Linkenpolitikerin Wagenknecht : Berliner Kurs ist Grund für Athener »Katastrophe« / Streit um Stand der Verhandlungen über blockiertes Kreditprogramm geht weiter / IWF-Chefin Lagarde schließt Grexit nicht mehr aus

  • Lesedauer: 5 Min.

Update 17.10 Uhr: Ein Satz aus einem Interview mit IWF-Chefin Christine Lagarde in der »Frankfurter Allgemeinen Zeitung« zu einem möglichen Euro-Austritt Griechenlands hat für Irritationen gesorgt. Die »FAZ« zitierte die Geschäftsführende Direktorin des Internationalen Währungsfonds (IWF) in einer Teilauflage ihrer Freitagsausgabe mit den Worten: »Der Austritt Griechenlands ist eine Möglichkeit.« Im Rest der Auflage und in einem Online-Artikel zu dem Interview fehlt diese Äußerung. Stehen blieb nur der vorgeschaltete Satz: »Und niemand wünscht den Europäern einen Grexit (einen griechischen Euro-Austritt).« Der Satz sei nachträglich auf Bitte des Währungsfonds geändert worden, erläutert die Zeitung ihr Vorgehen in der Samstagsausgabe. »Als die Finanzmärkte auf dieses Zitat nervös reagierten, bat der IWF darum, die autorisierte deutsche Version anders zu formulieren«, schreibt die Zeitung. Der IWF in Washington ließ der Deutschen Presse-Agentur eine Mitschrift der strittigen Passage des in Englisch geführten Interviews zukommen. Demnach sagte Lagarde: »But, you know, it's a potential....« Das kann übersetzt werden als: »Aber wissen Sie, es ist eine Möglichkeit....« Offen bleibt, ob sie damit eine konkrete Option meinte - also den bewussten Euro-Austritt Griechenlands (»Grexit«) - oder einen Zufall, also ein unbeabsichtigtes Euro-Aus (»Graccident«). In englischsprachigen Medien hieß es, dass Lagarde den Satz vielleicht noch fortsetzen wollte - das englische Wort »potential« kann auch als Adjektiv (»möglich«) benutzt werden. Der IWF wollte sich auf Anfrage nicht dazu äußern, wie Lagarde den Satz gemeint hat.

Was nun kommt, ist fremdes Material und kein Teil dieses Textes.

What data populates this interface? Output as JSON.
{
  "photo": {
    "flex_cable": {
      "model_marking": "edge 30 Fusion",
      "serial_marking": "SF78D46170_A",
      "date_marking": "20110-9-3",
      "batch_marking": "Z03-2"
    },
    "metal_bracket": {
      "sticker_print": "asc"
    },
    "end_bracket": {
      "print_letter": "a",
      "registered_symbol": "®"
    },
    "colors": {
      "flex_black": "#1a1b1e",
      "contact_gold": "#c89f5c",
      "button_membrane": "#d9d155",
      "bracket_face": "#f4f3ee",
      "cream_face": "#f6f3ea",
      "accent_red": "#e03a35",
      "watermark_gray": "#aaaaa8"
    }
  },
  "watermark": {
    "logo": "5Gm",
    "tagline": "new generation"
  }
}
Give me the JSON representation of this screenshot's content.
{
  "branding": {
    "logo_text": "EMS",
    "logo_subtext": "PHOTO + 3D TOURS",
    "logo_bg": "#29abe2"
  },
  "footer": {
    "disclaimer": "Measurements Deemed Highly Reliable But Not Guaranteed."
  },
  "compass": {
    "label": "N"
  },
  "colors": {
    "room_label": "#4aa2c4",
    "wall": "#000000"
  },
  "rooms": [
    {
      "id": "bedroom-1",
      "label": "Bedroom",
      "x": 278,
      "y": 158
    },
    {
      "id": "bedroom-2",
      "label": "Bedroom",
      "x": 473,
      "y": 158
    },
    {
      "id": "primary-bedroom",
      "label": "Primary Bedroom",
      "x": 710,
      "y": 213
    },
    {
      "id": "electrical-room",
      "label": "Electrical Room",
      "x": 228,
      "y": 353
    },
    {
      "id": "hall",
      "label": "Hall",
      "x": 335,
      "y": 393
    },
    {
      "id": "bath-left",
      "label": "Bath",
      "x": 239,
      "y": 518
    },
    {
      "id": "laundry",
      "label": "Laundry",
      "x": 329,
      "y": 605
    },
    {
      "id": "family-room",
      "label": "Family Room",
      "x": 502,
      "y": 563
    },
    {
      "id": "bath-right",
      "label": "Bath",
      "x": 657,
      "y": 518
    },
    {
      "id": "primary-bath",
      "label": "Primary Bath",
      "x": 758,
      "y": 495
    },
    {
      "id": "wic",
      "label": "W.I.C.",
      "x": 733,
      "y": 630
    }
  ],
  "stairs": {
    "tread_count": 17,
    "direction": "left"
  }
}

Upate 16 Uhr: US-Finanzminister Jack Lew hat angesichts der schleppenden Griechenland-Verhandlungen eine pragmatische Lösung und mehr Flexibilität gefordert. »Ich denke, dass sich alle Parteien bewegen müssen«, sagte Lew am Freitag in Dresden nach Beratungen der Finanzminister und Notenbankchefs der führenden westlichen Industrienationen (G7). Die G7-Staaten seien der Meinung, dass die Regierung in Athen einige schwierige und schmerzhafte Entscheidungen treffen müsse. Lew mahnte zugleich »eine gewisse Flexibilität aufseiten der Institutionen« an. Die »Gefahr eines Unfalls« steige, wenn sich bei der Lösung der Probleme nichts tue.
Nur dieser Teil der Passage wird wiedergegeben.